Giusy Piccone risponde alle minoranze: «Gli stalli personalizzati non sono dettagli burocratici, ma strumenti che cambiano la vita delle persone».

Il dibattito sul nuovo regolamento comunale per i parcheggi riservati ai disabili si accende e si trasforma in uno scontro frontale. Dopo le critiche sollevate dalle minoranze, arriva la dura replica di Giusy Piccone. La consigliera del Movimento 5 Stelle, nonché presidente della Prima Commissione consiliare, difende a spada tratta l’impianto del testo e lancia un preciso affondo politico al centrodestra.

«Fa sorridere – attacca l’esponente pentastellata – che a gridare alla “burocrazia” siano proprio le stesse forze politiche che, a livello nazionale, hanno voluto e firmato la riforma della disabilità attraverso il Decreto legislativo n. 62 del 2024. Alghero non sta facendo altro che recepire quelle linee guida, mettendo al centro il progetto di vita della persona. A questo punto l’opposizione deve chiarire se è in disaccordo con noi o con se stessa».

Piccone risponde punto su punto alle contestazioni relative alla nascita della nuova Commissione consultiva, l’organismo che vedrà anche la partecipazione del Garante per i diritti dei disabili.

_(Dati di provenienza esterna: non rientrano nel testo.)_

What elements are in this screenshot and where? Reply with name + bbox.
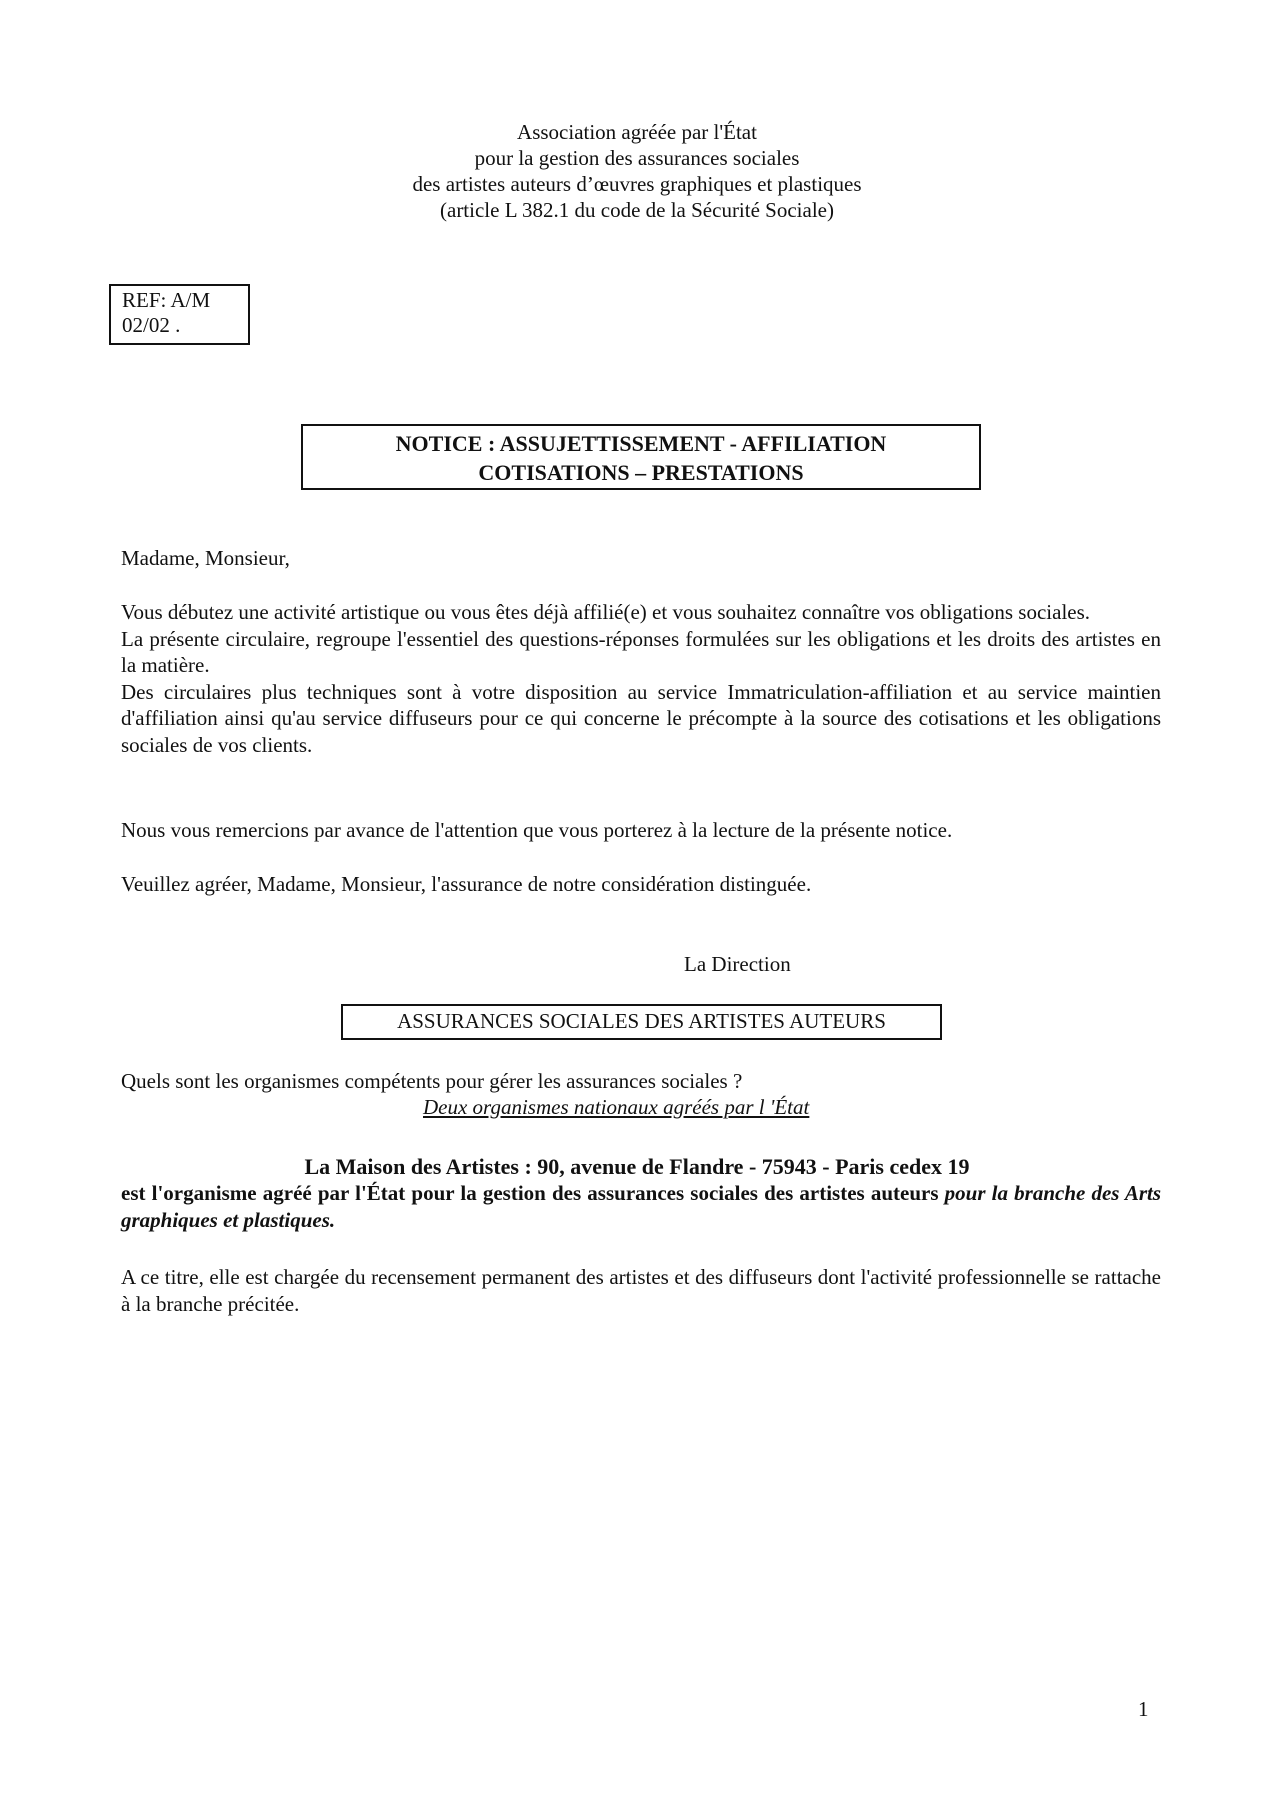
- letter-paragraph: Des circulaires plus techniques sont à v…: [121, 679, 1161, 759]
- letter-paragraph: La présente circulaire, regroupe l'essen…: [121, 626, 1161, 679]
- letter-thanks: Nous vous remercions par avance de l'att…: [121, 817, 1161, 844]
- reference-line: 02/02 .: [122, 313, 248, 338]
- association-header: Association agréée par l'État pour la ge…: [0, 119, 1274, 223]
- section-question: Quels sont les organismes compétents pou…: [121, 1068, 1161, 1095]
- section-paragraph: A ce titre, elle est chargée du recensem…: [121, 1264, 1161, 1317]
- letter-closing: Veuillez agréer, Madame, Monsieur, l'ass…: [121, 871, 1161, 898]
- reference-line: REF: A/M: [122, 288, 248, 313]
- org-description: est l'organisme agréé par l'État pour la…: [121, 1180, 1161, 1233]
- page-number: 1: [1138, 1697, 1149, 1722]
- notice-title-line: COTISATIONS – PRESTATIONS: [303, 458, 979, 487]
- reference-box: REF: A/M 02/02 .: [109, 284, 250, 345]
- signature: La Direction: [684, 952, 791, 977]
- letter-body: Vous débutez une activité artistique ou …: [121, 599, 1161, 758]
- header-line: Association agréée par l'État: [0, 119, 1274, 145]
- header-line: des artistes auteurs d’œuvres graphiques…: [0, 171, 1274, 197]
- letter-paragraph: Vous débutez une activité artistique ou …: [121, 599, 1161, 626]
- section-answer: Deux organismes nationaux agréés par l '…: [423, 1095, 809, 1120]
- section-title-box: ASSURANCES SOCIALES DES ARTISTES AUTEURS: [341, 1004, 942, 1040]
- notice-title-box: NOTICE : ASSUJETTISSEMENT - AFFILIATION …: [301, 424, 981, 490]
- header-line: pour la gestion des assurances sociales: [0, 145, 1274, 171]
- salutation: Madame, Monsieur,: [121, 545, 1161, 572]
- section-title: ASSURANCES SOCIALES DES ARTISTES AUTEURS: [397, 1009, 886, 1033]
- org-heading: La Maison des Artistes : 90, avenue de F…: [0, 1154, 1274, 1180]
- notice-title-line: NOTICE : ASSUJETTISSEMENT - AFFILIATION: [303, 429, 979, 458]
- org-description-bold: est l'organisme agréé par l'État pour la…: [121, 1181, 945, 1205]
- section-answer-text: Deux organismes nationaux agréés par l '…: [423, 1095, 809, 1119]
- header-line: (article L 382.1 du code de la Sécurité …: [0, 197, 1274, 223]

Lungi dall’essere un ostacolo o un rallentamento, la Commissione viene descritta come uno strumento fondamentale per valutare i casi più complessi: «L’obiettivo è analizzare le richieste nel merito, guardando al contesto urbano e ai bisogni reali della persona, superando così automatismi rigidi e decisioni parziali».

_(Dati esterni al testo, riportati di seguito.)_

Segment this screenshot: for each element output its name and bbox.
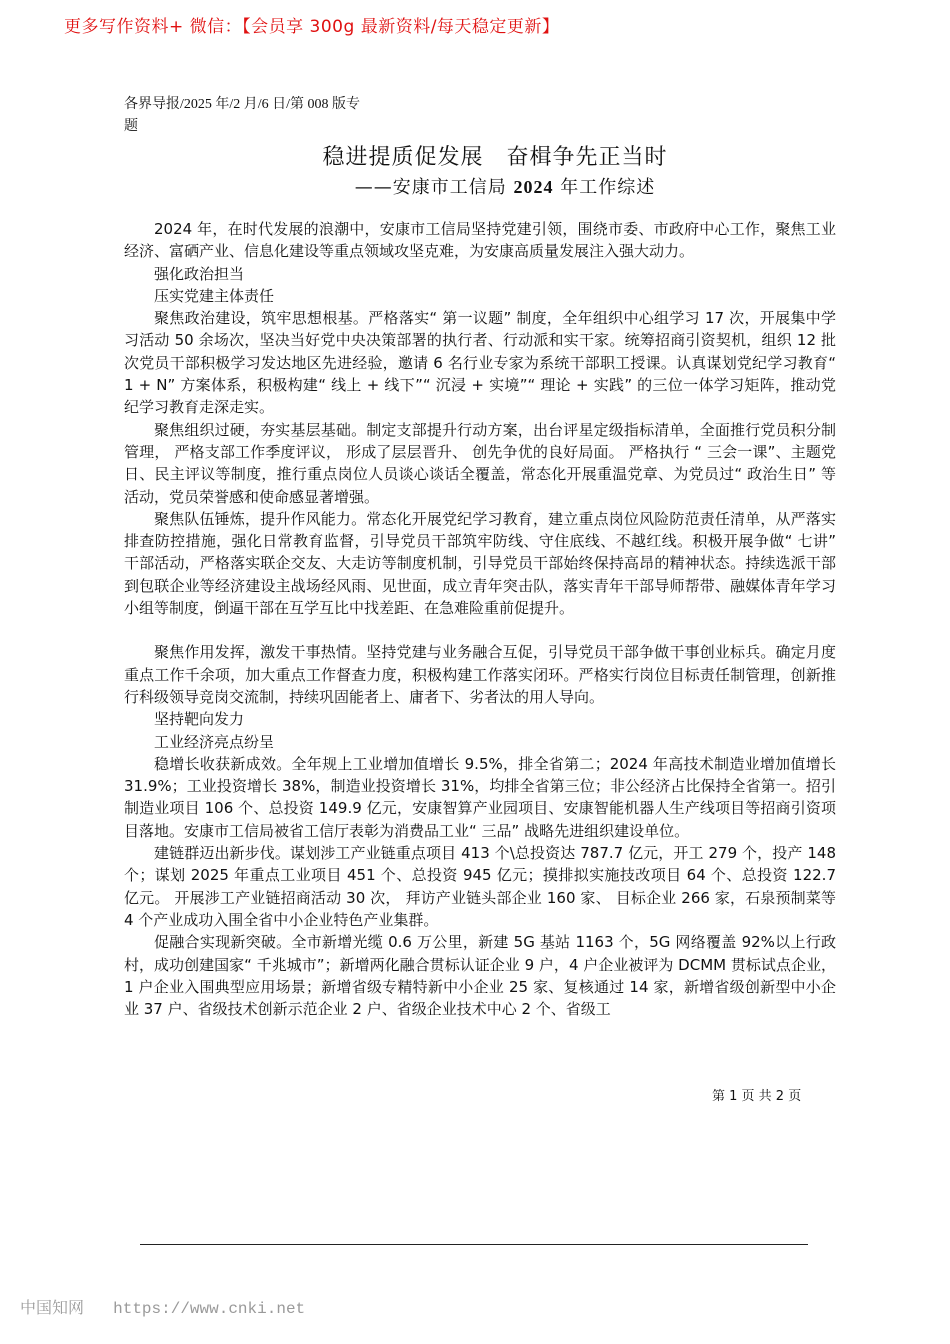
paragraph-gap bbox=[124, 619, 836, 641]
footer-watermark: 中国知网 https://www.cnki.net bbox=[20, 1295, 305, 1318]
subsection-heading: 工业经济亮点纷呈 bbox=[124, 731, 836, 753]
article-body: 2024 年，在时代发展的浪潮中，安康市工信局坚持党建引领，围绕市委、市政府中心… bbox=[124, 218, 836, 1020]
paragraph: 建链群迈出新步伐。谋划涉工产业链重点项目 413 个\总投资达 787.7 亿元… bbox=[124, 842, 836, 931]
subtitle-suffix: 年工作综述 bbox=[554, 177, 656, 198]
paragraph: 聚焦政治建设，筑牢思想根基。严格落实“ 第一议题” 制度，全年组织中心组学习 1… bbox=[124, 307, 836, 418]
subsection-heading: 压实党建主体责任 bbox=[124, 285, 836, 307]
article-title-block: 稳进提质促发展 奋楫争先正当时 ——安康市工信局 2024 年工作综述 bbox=[0, 140, 950, 199]
section-heading: 坚持靶向发力 bbox=[124, 708, 836, 730]
footer-site-name: 中国知网 bbox=[20, 1298, 84, 1317]
subtitle-prefix: ——安康市工信局 bbox=[355, 177, 514, 198]
footer-divider bbox=[140, 1244, 808, 1245]
source-meta: 各界导报/2025 年/2 月/6 日/第 008 版专题 bbox=[124, 94, 364, 138]
paragraph: 聚焦队伍锤炼，提升作风能力。常态化开展党纪学习教育，建立重点岗位风险防范责任清单… bbox=[124, 508, 836, 619]
section-heading: 强化政治担当 bbox=[124, 263, 836, 285]
paragraph: 聚焦作用发挥，激发干事热情。坚持党建与业务融合互促，引导党员干部争做干事创业标兵… bbox=[124, 641, 836, 708]
subtitle-year: 2024 bbox=[514, 177, 554, 197]
promo-banner: 更多写作资料+ 微信：【会员享 300g 最新资料/每天稳定更新】 bbox=[64, 12, 559, 37]
paragraph: 稳增长收获新成效。全年规上工业增加值增长 9.5%，排全省第二；2024 年高技… bbox=[124, 753, 836, 842]
page-number: 第 1 页 共 2 页 bbox=[712, 1085, 801, 1104]
paragraph: 2024 年，在时代发展的浪潮中，安康市工信局坚持党建引领，围绕市委、市政府中心… bbox=[124, 218, 836, 263]
footer-url-link[interactable]: https://www.cnki.net bbox=[113, 1300, 305, 1318]
paragraph: 聚焦组织过硬，夯实基层基础。制定支部提升行动方案，出台评星定级指标清单，全面推行… bbox=[124, 419, 836, 508]
paragraph: 促融合实现新突破。全市新增光缆 0.6 万公里，新建 5G 基站 1163 个，… bbox=[124, 931, 836, 1020]
article-subtitle: ——安康市工信局 2024 年工作综述 bbox=[0, 173, 950, 199]
article-title: 稳进提质促发展 奋楫争先正当时 bbox=[0, 140, 950, 171]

Tra le novità rivendicate dalla consigliera c’è anche l’estensione delle tutele a tutto il territorio comunale, superando i vecchi vincoli che penalizzavano i residenti di alcuni quartieri periferici. Un passo di equità ritenuto necessario alla luce di un traffico ormai congestionato in tutta la città. «Questo testo organizza i diritti e non concede privilegi – conclude Piccone -. Rimuove gli ostacoli e garantisce trasparenza. Noi andiamo avanti su questa strada, lasciando da parte chi sceglie di fare ostruzionismo a prescindere».